Kelley D, Mitrakou A, Marsh H, Schwenk F, Benn J, Sonnenberg G, Arcangeli M, Aoki T, Sorensen J, Berger M
Department of Medicine, University of Pittsburgh School of Medicine, Pennsylvania 15261.
J Clin Invest. 1988 May;81(5):1563-71. doi: 10.1172/JCI113489.
Although muscle is considered to be the most important site for postprandial glucose disposal, the metabolic fate of oral glucose taken up by muscle remains unclear. We, therefore, employed the dual isotope technique (intravenous, [6-3H]-glucose; oral, [1-14C]glucose), indirect calorimetry, and forearm balance measurements of glucose, lactate, alanine, pyruvate, O2, and CO2 in nine normal volunteers to determine the relative importance of muscle glycogenic, glycolytic, and oxidative pathways in disposal of an oral glucose load. During the 5 h after glucose ingestion (1 g/kg), 37 +/- 3% (24.9 +/- 2.3 g) of the load was oxidized and 63 +/- 3% (42.8 +/- 2.7 g) was stored. At least 29% (19.4 +/- 1.3 g) was taken up by splanchnic tissues. Muscle took up 26% (17.9 +/- 2.9 g) of the oral glucose coincident with a 50% reduction in its oxidation of fat. 15% of the oral glucose taken up by muscle (2.5 +/- 0.9 g) was released as lactate, alanine, or pyruvate; 50% (8.9 +/- 1.4 g) was oxidized, and 35% (6.4 +/- 2.3 g) was available for storage. We conclude that muscle and splanchnic tissues take up a comparable percentage of an oral glucose load and that oxidation is the predominant fate of glucose taken up by muscle, with storage in muscle accounting for less than 10% of the oral load. Thus, contrary to the prevailing view, muscle is neither the major site of storage nor the predominant site of disposal of an oral glucose load.

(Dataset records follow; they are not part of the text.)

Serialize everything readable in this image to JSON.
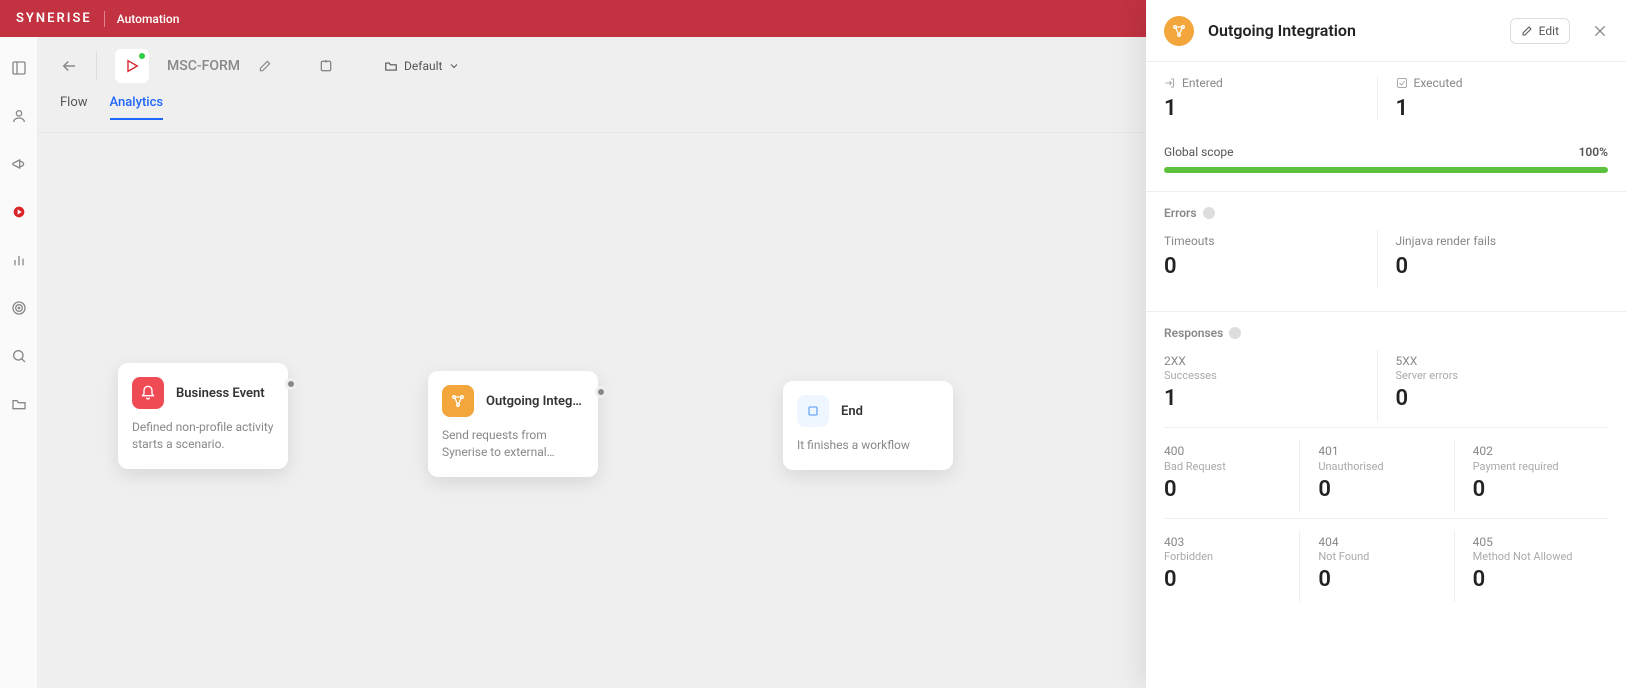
{
  "header": {
    "brand": "synerise",
    "module": "Automation"
  },
  "sidebar_icons": [
    "layout",
    "user",
    "megaphone",
    "play",
    "chart",
    "target",
    "search",
    "folder"
  ],
  "toolbar": {
    "workflow_name": "MSC-FORM",
    "folder_label": "Default"
  },
  "tabs": {
    "flow": "Flow",
    "analytics": "Analytics",
    "active": "analytics"
  },
  "nodes": {
    "n1": {
      "title": "Business Event",
      "desc": "Defined non-profile activity starts a scenario.",
      "color": "#ef4b55"
    },
    "n2": {
      "title": "Outgoing Integr…",
      "desc": "Send requests from Synerise to external…",
      "color": "#f3a63b"
    },
    "n3": {
      "title": "End",
      "desc": "It finishes a workflow",
      "color": "#ffffff"
    }
  },
  "panel": {
    "title": "Outgoing Integration",
    "edit_label": "Edit",
    "entered_label": "Entered",
    "entered_value": "1",
    "executed_label": "Executed",
    "executed_value": "1",
    "scope_label": "Global scope",
    "scope_pct": "100%",
    "errors_header": "Errors",
    "timeouts_label": "Timeouts",
    "timeouts_value": "0",
    "jinja_label": "Jinjava render fails",
    "jinja_value": "0",
    "responses_header": "Responses",
    "r2xx_code": "2XX",
    "r2xx_sub": "Successes",
    "r2xx_value": "1",
    "r5xx_code": "5XX",
    "r5xx_sub": "Server errors",
    "r5xx_value": "0",
    "r401": {
      "code": "401",
      "sub": "Unauthorised",
      "value": "0"
    },
    "r400": {
      "code": "400",
      "sub": "Bad Request",
      "value": "0"
    },
    "r402": {
      "code": "402",
      "sub": "Payment required",
      "value": "0"
    },
    "r403": {
      "code": "403",
      "sub": "Forbidden",
      "value": "0"
    },
    "r404": {
      "code": "404",
      "sub": "Not Found",
      "value": "0"
    },
    "r405": {
      "code": "405",
      "sub": "Method Not Allowed",
      "value": "0"
    }
  }
}
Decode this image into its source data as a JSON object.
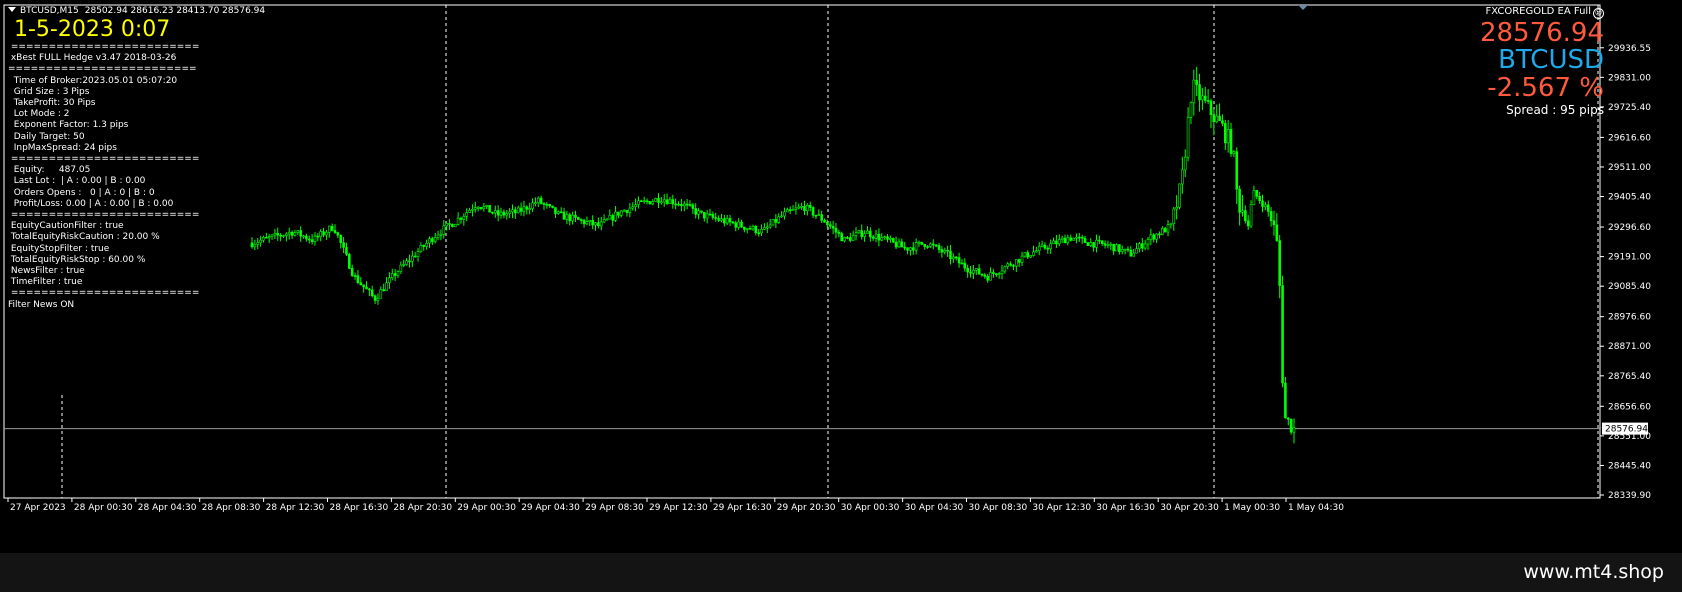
{
  "header": {
    "symbol_tf": "BTCUSD,M15",
    "ohlc": "28502.94 28616.23 28413.70 28576.94"
  },
  "datetime": "1-5-2023 0:07",
  "info_lines": [
    " =========================",
    " xBest FULL Hedge v3.47 2018-03-26",
    "=========================",
    "  Time of Broker:2023.05.01 05:07:20",
    "  Grid Size : 3 Pips",
    "  TakeProfit: 30 Pips",
    "  Lot Mode : 2",
    "  Exponent Factor: 1.3 pips",
    "  Daily Target: 50",
    "  InpMaxSpread: 24 pips",
    " =========================",
    "  Equity:     487.05",
    "  Last Lot :  | A : 0.00 | B : 0.00",
    "  Orders Opens :   0 | A : 0 | B : 0",
    "  Profit/Loss: 0.00 | A : 0.00 | B : 0.00",
    " =========================",
    " EquityCautionFilter : true",
    " TotalEquityRiskCaution : 20.00 %",
    " EquityStopFilter : true",
    " TotalEquityRiskStop : 60.00 %",
    " NewsFilter : true",
    " TimeFilter : true",
    " =========================",
    "Filter News ON"
  ],
  "right_panel": {
    "ea_name": "FXCOREGOLD EA Full",
    "ea_icon": "smiley-icon",
    "price": "28576.94",
    "symbol": "BTCUSD",
    "change": "-2.567 %",
    "spread": "Spread : 95 pips"
  },
  "footer": {
    "brand": "www.mt4.shop"
  },
  "colors": {
    "candle": "#00ff00",
    "price_big": "#ff5a3c",
    "symbol_big": "#1fa9e8",
    "datetime": "#ffff00"
  },
  "chart_data": {
    "type": "candlestick",
    "current_price": 28576.94,
    "current_price_label": "28576.94",
    "ylim": [
      28339.9,
      30000.0
    ],
    "y_ticks": [
      29936.55,
      29831.0,
      29725.4,
      29616.6,
      29511.0,
      29405.4,
      29296.6,
      29191.0,
      29085.4,
      28976.6,
      28871.0,
      28765.4,
      28656.6,
      28551.0,
      28445.4,
      28339.9
    ],
    "y_tick_labels": [
      "29936.55",
      "29831.00",
      "29725.40",
      "29616.60",
      "29511.00",
      "29405.40",
      "29296.60",
      "29191.00",
      "29085.40",
      "28976.60",
      "28871.00",
      "28765.40",
      "28656.60",
      "28551.00",
      "28445.40",
      "28339.90"
    ],
    "x_ticks": [
      "27 Apr 2023",
      "28 Apr 00:30",
      "28 Apr 04:30",
      "28 Apr 08:30",
      "28 Apr 12:30",
      "28 Apr 16:30",
      "28 Apr 20:30",
      "29 Apr 00:30",
      "29 Apr 04:30",
      "29 Apr 08:30",
      "29 Apr 12:30",
      "29 Apr 16:30",
      "29 Apr 20:30",
      "30 Apr 00:30",
      "30 Apr 04:30",
      "30 Apr 08:30",
      "30 Apr 12:30",
      "30 Apr 16:30",
      "30 Apr 20:30",
      "1 May 00:30",
      "1 May 04:30"
    ],
    "day_separators": [
      "28 Apr",
      "29 Apr",
      "30 Apr",
      "1 May"
    ],
    "price_path": [
      [
        0.0,
        29240
      ],
      [
        0.02,
        29260
      ],
      [
        0.04,
        29280
      ],
      [
        0.06,
        29250
      ],
      [
        0.08,
        29300
      ],
      [
        0.1,
        29120
      ],
      [
        0.12,
        29040
      ],
      [
        0.14,
        29130
      ],
      [
        0.16,
        29200
      ],
      [
        0.18,
        29270
      ],
      [
        0.2,
        29320
      ],
      [
        0.22,
        29380
      ],
      [
        0.24,
        29340
      ],
      [
        0.26,
        29350
      ],
      [
        0.28,
        29390
      ],
      [
        0.3,
        29340
      ],
      [
        0.32,
        29320
      ],
      [
        0.34,
        29300
      ],
      [
        0.36,
        29350
      ],
      [
        0.38,
        29380
      ],
      [
        0.4,
        29400
      ],
      [
        0.42,
        29380
      ],
      [
        0.44,
        29340
      ],
      [
        0.46,
        29320
      ],
      [
        0.48,
        29300
      ],
      [
        0.5,
        29280
      ],
      [
        0.52,
        29340
      ],
      [
        0.54,
        29370
      ],
      [
        0.56,
        29320
      ],
      [
        0.58,
        29250
      ],
      [
        0.6,
        29280
      ],
      [
        0.62,
        29250
      ],
      [
        0.64,
        29220
      ],
      [
        0.66,
        29240
      ],
      [
        0.68,
        29200
      ],
      [
        0.7,
        29150
      ],
      [
        0.72,
        29120
      ],
      [
        0.74,
        29160
      ],
      [
        0.76,
        29200
      ],
      [
        0.78,
        29230
      ],
      [
        0.8,
        29260
      ],
      [
        0.82,
        29240
      ],
      [
        0.84,
        29230
      ],
      [
        0.86,
        29200
      ],
      [
        0.88,
        29260
      ],
      [
        0.9,
        29300
      ],
      [
        0.91,
        29450
      ],
      [
        0.92,
        29800
      ],
      [
        0.93,
        29750
      ],
      [
        0.94,
        29700
      ],
      [
        0.95,
        29650
      ],
      [
        0.96,
        29580
      ],
      [
        0.965,
        29380
      ],
      [
        0.97,
        29360
      ],
      [
        0.975,
        29300
      ],
      [
        0.98,
        29420
      ],
      [
        0.985,
        29400
      ],
      [
        0.99,
        29380
      ],
      [
        0.995,
        29350
      ],
      [
        1.0,
        29300
      ],
      [
        1.005,
        29200
      ],
      [
        1.01,
        28620
      ],
      [
        1.02,
        28576
      ]
    ]
  }
}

尽管肌肉被认为是餐后葡萄糖代谢的最重要场所,但肌肉摄取的口服葡萄糖的代谢归宿仍不清楚。因此,我们采用双同位素技术(静脉注射,[6-³H] -葡萄糖;口服,[1-¹⁴C]葡萄糖)、间接测热法以及对9名正常志愿者的前臂进行葡萄糖、乳酸、丙氨酸、丙酮酸、氧气和二氧化碳的平衡测量,以确定肌肉糖原生成、糖酵解和氧化途径在处理口服葡萄糖负荷中的相对重要性。在摄入葡萄糖(1 g/kg)后的5小时内,37±3%(24.9±2.3 g)的负荷被氧化,63±3%(42.8±2.7 g)被储存。至少29%(19.4±1.3 g)被内脏组织摄取。肌肉摄取了26%(17.9±2.9 g)的口服葡萄糖,同时其脂肪氧化减少了50%。肌肉摄取的口服葡萄糖中有15%(2.5±0.9 g)以乳酸、丙氨酸或丙酮酸的形式释放;50%(8.9±1.4 g)被氧化,35%(6.4±2.3 g)可用于储存。我们得出结论,肌肉和内脏组织摄取的口服葡萄糖负荷百分比相当,氧化是肌肉摄取葡萄糖的主要归宿,肌肉储存的葡萄糖占口服负荷的比例不到10%。因此,与普遍观点相反,肌肉既不是口服葡萄糖负荷的主要储存部位,也不是主要代谢部位。